For to us a child is born, to us a son is given, and the government will be on his shoulders. And he will be called Wonderful Counselor, Mighty God, Everlasting Father, Prince of Peace. Isaiah 9:6
Our church held Christmas Eve services yesterday. They’ve held similar services every year, I guess, but since we’re usually at home with family, this was the first time we’d taken part. The particular service we attended was designed as a family service so lots of children were in attendance. We’d been told it might be noisy … and it was.
Christmas decorations were beautifully displayed in the large foyer outside the worship center. A Christmas tree … pictures of angels painted on large canvases … a child-size Manger / Nativity scene … the kind of seasonal displays where families gather to snap a Christmas photo.
I happened to stand in front of the Manger scene and my attention was drawn in. The figures and presentation were similar to numerous displays I’ve observed through the years … but something was off. When my daughter-in-law walked up next to me, she noticed it as well. “Joseph’s foot is larger than the Baby Jesus and the manger together!” she said.
She was right. The standing figures were proportionally out of sync with the Child lying in the manger, as if two different Nativity scenes had been (carelessly) combined. I should have taken a quick picture of the scene but I found it too grotesque.

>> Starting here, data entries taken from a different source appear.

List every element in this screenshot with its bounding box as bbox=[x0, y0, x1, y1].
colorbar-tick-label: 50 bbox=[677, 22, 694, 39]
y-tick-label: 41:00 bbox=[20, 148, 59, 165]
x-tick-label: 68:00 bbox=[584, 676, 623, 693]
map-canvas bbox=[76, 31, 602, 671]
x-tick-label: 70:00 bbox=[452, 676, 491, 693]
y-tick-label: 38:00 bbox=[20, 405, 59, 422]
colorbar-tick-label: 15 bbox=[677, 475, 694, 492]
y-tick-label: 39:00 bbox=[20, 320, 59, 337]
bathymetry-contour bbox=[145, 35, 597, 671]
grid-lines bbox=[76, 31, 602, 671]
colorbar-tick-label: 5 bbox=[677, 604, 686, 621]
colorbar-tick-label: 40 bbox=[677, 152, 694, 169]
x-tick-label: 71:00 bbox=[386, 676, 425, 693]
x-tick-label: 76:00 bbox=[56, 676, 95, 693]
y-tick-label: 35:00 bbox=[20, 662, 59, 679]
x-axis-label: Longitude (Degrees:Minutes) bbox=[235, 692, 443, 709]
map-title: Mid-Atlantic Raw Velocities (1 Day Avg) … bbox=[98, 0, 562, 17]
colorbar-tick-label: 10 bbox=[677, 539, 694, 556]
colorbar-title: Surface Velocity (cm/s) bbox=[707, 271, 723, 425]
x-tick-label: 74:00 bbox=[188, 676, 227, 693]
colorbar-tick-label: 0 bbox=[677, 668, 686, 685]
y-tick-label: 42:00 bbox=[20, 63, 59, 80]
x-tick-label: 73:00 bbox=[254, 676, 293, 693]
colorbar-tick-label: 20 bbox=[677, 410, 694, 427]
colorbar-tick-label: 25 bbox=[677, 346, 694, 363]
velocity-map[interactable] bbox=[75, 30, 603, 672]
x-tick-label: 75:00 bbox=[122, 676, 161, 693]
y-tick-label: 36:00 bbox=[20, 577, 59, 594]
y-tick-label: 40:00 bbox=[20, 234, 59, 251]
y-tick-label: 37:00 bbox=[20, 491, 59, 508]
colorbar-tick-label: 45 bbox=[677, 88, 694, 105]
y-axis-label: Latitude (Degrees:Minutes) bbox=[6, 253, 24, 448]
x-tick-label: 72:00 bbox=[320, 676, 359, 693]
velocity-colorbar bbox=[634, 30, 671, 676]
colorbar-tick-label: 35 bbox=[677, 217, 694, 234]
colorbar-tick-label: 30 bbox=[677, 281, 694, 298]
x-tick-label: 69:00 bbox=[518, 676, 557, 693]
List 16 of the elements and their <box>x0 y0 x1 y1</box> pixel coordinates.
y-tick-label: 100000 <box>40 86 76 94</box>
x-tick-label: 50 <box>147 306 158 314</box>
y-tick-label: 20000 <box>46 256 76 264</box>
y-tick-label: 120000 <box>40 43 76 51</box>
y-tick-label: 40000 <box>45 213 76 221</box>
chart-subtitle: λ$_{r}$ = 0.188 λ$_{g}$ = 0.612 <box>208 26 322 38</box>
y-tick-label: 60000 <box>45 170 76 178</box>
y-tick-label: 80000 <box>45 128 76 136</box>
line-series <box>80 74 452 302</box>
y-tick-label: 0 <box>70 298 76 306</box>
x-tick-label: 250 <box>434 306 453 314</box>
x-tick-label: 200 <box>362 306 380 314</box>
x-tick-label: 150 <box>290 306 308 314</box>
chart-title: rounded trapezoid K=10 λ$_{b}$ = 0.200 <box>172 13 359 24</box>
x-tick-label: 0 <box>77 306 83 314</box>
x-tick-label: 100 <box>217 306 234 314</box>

Like Mary (Luke 2:19), I’m given to pondering the inescapable irony. With all the various ways in which we celebrate Christmas, has the occasion’s central meaning (focused on the singular Person of Jesus Christ) been shoved into the background? As the shopping and gift-giving and parties and feasting keep us hyper-busy, does the Babe in a Manger recede to forgetfulness?

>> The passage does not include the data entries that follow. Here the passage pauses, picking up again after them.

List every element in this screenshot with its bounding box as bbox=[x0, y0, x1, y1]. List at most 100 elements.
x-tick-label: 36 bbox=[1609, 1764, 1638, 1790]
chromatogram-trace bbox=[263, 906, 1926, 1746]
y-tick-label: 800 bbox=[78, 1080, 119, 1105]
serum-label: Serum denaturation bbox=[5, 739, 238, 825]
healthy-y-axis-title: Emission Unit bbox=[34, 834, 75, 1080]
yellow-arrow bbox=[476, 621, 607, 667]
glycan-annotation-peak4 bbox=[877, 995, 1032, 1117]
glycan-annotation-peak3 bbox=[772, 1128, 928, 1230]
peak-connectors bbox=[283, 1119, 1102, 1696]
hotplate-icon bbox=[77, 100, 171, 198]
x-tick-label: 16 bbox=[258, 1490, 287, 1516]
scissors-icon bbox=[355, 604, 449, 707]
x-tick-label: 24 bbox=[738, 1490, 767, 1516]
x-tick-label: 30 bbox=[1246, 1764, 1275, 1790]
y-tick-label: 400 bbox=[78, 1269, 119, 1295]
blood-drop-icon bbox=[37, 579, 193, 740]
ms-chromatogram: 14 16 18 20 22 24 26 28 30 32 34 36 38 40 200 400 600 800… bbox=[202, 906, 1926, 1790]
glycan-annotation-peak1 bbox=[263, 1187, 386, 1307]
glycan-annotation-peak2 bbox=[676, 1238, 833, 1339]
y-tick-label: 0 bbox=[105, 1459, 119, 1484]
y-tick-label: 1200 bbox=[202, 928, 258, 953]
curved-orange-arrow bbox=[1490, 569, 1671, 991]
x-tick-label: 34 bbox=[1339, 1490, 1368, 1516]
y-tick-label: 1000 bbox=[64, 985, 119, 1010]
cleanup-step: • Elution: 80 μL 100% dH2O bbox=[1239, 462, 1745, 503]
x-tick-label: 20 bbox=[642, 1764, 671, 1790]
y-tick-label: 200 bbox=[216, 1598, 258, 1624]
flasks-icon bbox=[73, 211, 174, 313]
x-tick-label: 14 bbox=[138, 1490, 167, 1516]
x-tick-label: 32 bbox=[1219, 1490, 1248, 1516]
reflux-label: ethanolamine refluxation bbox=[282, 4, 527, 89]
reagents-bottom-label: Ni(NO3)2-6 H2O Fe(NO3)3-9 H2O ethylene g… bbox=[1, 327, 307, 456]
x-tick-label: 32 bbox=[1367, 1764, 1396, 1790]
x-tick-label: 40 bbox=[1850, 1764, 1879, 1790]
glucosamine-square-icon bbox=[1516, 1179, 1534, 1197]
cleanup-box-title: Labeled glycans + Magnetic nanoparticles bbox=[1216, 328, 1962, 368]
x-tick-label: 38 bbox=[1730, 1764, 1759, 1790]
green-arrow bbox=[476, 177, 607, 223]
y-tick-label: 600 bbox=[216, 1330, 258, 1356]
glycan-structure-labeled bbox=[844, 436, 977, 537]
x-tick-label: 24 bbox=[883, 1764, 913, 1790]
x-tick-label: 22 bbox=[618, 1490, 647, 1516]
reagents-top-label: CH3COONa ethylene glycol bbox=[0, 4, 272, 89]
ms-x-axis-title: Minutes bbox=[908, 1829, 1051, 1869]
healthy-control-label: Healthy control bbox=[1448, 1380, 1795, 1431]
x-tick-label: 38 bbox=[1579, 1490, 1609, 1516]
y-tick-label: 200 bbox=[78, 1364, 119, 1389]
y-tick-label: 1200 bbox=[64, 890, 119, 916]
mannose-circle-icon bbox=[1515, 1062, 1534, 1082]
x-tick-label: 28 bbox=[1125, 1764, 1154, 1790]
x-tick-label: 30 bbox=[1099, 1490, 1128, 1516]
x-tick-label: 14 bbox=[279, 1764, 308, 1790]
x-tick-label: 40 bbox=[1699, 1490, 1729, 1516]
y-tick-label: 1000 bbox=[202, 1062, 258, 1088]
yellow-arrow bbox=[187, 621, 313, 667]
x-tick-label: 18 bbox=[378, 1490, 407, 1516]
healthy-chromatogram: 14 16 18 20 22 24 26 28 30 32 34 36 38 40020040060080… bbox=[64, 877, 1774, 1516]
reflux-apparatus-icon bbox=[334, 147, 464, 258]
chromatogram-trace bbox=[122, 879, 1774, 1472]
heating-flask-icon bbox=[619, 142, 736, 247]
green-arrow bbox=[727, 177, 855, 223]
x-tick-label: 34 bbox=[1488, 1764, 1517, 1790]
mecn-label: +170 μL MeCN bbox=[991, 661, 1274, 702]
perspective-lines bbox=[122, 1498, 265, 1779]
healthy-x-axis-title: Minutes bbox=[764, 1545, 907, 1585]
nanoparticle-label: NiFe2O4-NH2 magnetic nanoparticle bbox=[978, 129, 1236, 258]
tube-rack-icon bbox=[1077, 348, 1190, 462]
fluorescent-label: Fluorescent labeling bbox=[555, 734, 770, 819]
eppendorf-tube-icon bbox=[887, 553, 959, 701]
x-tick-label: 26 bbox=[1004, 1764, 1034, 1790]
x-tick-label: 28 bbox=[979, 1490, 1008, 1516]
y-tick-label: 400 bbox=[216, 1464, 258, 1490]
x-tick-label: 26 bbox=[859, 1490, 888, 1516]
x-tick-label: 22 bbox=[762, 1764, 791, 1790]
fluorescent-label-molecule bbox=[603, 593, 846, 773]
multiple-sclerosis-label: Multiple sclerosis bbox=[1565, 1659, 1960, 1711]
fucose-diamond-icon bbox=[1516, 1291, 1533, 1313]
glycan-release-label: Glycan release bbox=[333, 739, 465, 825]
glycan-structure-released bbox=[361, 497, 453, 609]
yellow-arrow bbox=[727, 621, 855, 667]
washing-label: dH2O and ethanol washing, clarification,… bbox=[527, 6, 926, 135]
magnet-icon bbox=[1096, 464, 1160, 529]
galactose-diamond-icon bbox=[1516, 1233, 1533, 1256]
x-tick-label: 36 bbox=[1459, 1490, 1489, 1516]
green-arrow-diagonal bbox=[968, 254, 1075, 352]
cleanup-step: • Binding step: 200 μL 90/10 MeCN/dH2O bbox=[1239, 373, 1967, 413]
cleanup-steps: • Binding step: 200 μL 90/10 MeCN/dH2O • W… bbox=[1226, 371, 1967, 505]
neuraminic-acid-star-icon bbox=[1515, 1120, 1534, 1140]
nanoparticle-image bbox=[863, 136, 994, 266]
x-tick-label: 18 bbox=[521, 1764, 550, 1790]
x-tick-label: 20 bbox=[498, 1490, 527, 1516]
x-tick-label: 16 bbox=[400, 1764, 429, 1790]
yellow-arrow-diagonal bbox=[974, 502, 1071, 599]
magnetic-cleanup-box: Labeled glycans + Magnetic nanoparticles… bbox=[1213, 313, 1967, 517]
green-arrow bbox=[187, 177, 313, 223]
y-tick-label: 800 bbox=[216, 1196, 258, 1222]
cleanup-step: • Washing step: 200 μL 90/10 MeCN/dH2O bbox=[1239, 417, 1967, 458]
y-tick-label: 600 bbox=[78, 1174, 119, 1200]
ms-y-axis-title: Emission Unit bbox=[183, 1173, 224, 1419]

Don’t get me wrong. I absolutely love Christmas! It’s a joyous time and should be celebrated with gusto and jubilance! Christ is come! Let us worship and adore Him!

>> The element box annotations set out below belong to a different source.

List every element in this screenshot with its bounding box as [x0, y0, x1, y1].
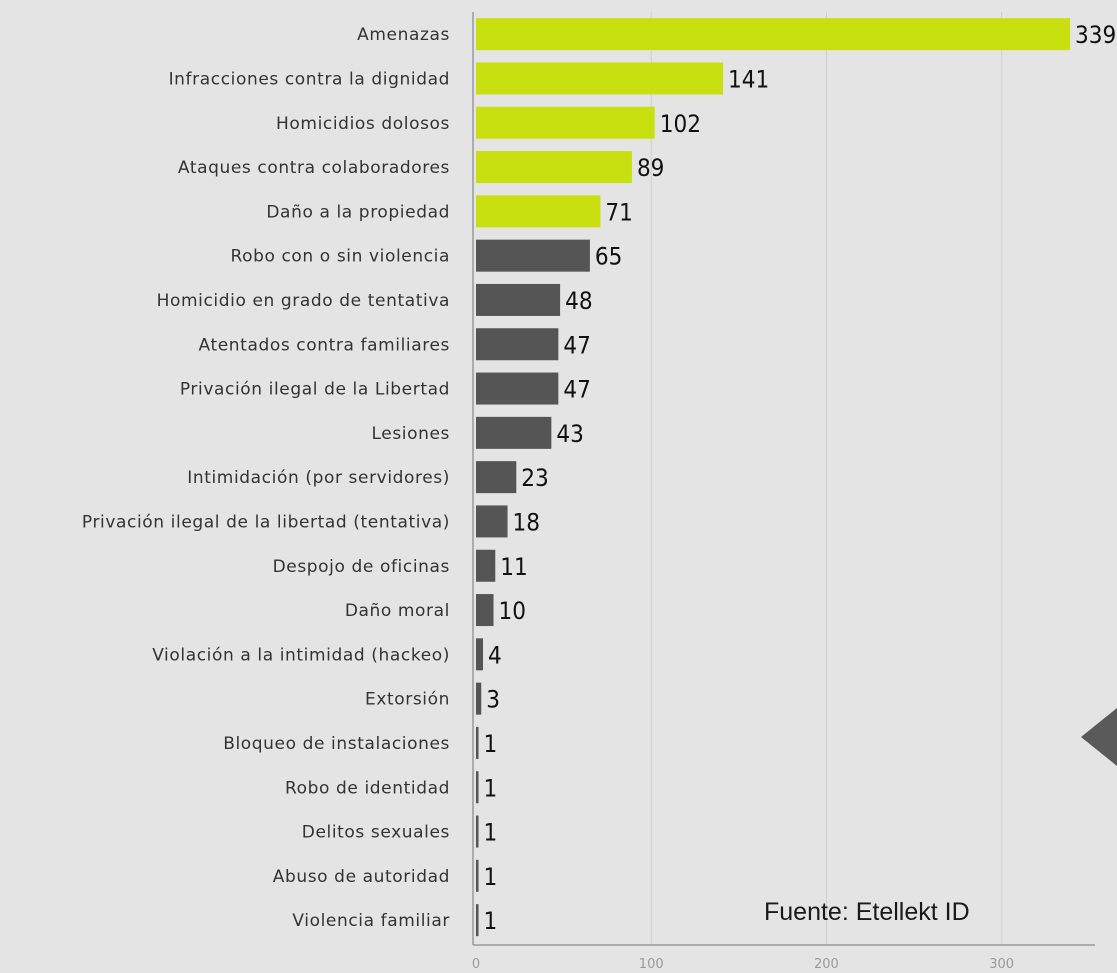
- tick-labels: 0 100 200 300: [472, 957, 1014, 972]
- bar: [476, 195, 601, 228]
- bar: [476, 461, 517, 494]
- bar: [476, 638, 484, 671]
- category-label: Infracciones contra la dignidad: [169, 69, 450, 89]
- bar: [476, 62, 724, 95]
- value-label: 23: [521, 464, 548, 492]
- category-label: Violencia familiar: [292, 911, 450, 931]
- value-label: 47: [563, 376, 590, 404]
- category-label: Abuso de autoridad: [273, 867, 450, 887]
- bar: [476, 18, 1070, 51]
- source-note: Fuente: Etellekt ID: [764, 898, 970, 926]
- bar: [476, 505, 508, 538]
- category-label: Ataques contra colaboradores: [178, 158, 450, 178]
- bar: [476, 239, 590, 272]
- bar: [476, 815, 479, 848]
- value-label: 1: [484, 774, 498, 802]
- category-label: Daño a la propiedad: [266, 202, 450, 222]
- category-label: Delitos sexuales: [302, 823, 450, 843]
- bar: [476, 771, 479, 804]
- category-label: Bloqueo de instalaciones: [223, 734, 450, 754]
- bar: [476, 372, 559, 405]
- category-label: Violación a la intimidad (hackeo): [152, 645, 450, 665]
- value-label: 4: [488, 641, 502, 669]
- category-label: Daño moral: [345, 601, 450, 621]
- value-label: 1: [484, 730, 498, 758]
- x-tick-label: 200: [814, 957, 839, 972]
- category-labels: Amenazas Infracciones contra la dignidad H…: [82, 25, 450, 931]
- value-label: 48: [565, 287, 592, 315]
- value-label: 1: [484, 819, 498, 847]
- value-label: 1: [484, 863, 498, 891]
- value-label: 71: [605, 198, 632, 226]
- bar: [476, 416, 552, 449]
- category-label: Amenazas: [357, 25, 450, 45]
- category-label: Privación ilegal de la Libertad: [180, 380, 450, 400]
- bar: [476, 904, 479, 937]
- value-label: 10: [499, 597, 526, 625]
- bar: [476, 283, 561, 316]
- value-label: 339: [1075, 21, 1116, 49]
- category-label: Homicidios dolosos: [276, 114, 450, 134]
- x-tick-label: 0: [472, 957, 480, 972]
- x-tick-label: 300: [989, 957, 1014, 972]
- bar: [476, 859, 479, 892]
- axes: [472, 12, 1095, 946]
- value-label: 47: [563, 331, 590, 359]
- x-tick-label: 100: [639, 957, 664, 972]
- bar: [476, 594, 494, 627]
- category-label: Robo de identidad: [285, 778, 450, 798]
- category-label: Lesiones: [371, 424, 450, 444]
- value-label: 65: [595, 243, 622, 271]
- value-label: 102: [660, 110, 701, 138]
- grid-lines: [650, 12, 1003, 945]
- value-label: 3: [486, 686, 500, 714]
- category-label: Robo con o sin violencia: [230, 247, 450, 267]
- category-label: Atentados contra familiares: [199, 335, 450, 355]
- bar: [476, 726, 479, 759]
- category-label: Homicidio en grado de tentativa: [157, 291, 450, 311]
- carousel-arrow-icon[interactable]: [1081, 708, 1117, 766]
- value-label: 18: [513, 508, 540, 536]
- bar: [476, 549, 496, 582]
- bar: [476, 682, 482, 715]
- bar: [476, 106, 655, 139]
- value-label: 141: [728, 65, 769, 93]
- category-label: Extorsión: [365, 690, 450, 710]
- value-label: 89: [637, 154, 664, 182]
- bar: [476, 328, 559, 361]
- bar: [476, 151, 632, 184]
- value-label: 11: [500, 553, 527, 581]
- bars: [476, 18, 1070, 937]
- value-label: 1: [484, 907, 498, 935]
- value-label: 43: [556, 420, 583, 448]
- category-label: Intimidación (por servidores): [187, 468, 450, 488]
- category-label: Despojo de oficinas: [273, 557, 450, 577]
- category-label: Privación ilegal de la libertad (tentati…: [82, 512, 450, 532]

Still, I’m the first to admit I can go overboard and the temptation (too often) is to get things out of balance. The unfortunate image of a shrinking Baby Jesus will stick in my brain and (I’m hopeful) nudge me to remember always the real basis for our hope, joy, peace and love — our Saviour’s birth.
May God bless you on this special day. Merry Christmas!
2 thoughts on “Come, Let Us Worship the King”
If we trust in and obey- it is a daily walk, He comes back to center no matter the surroundings and environment. Let us hold our peace and protect our peace. Today we celebrate the birth of a King who died and rose for you and me! Happy Birthday to you to my friend and Merry Christmas to the Oelschlaeger Team!
Amen, and amen, my friend. We must keep our eyes on Him. Thanks for reading and being such an encouragement!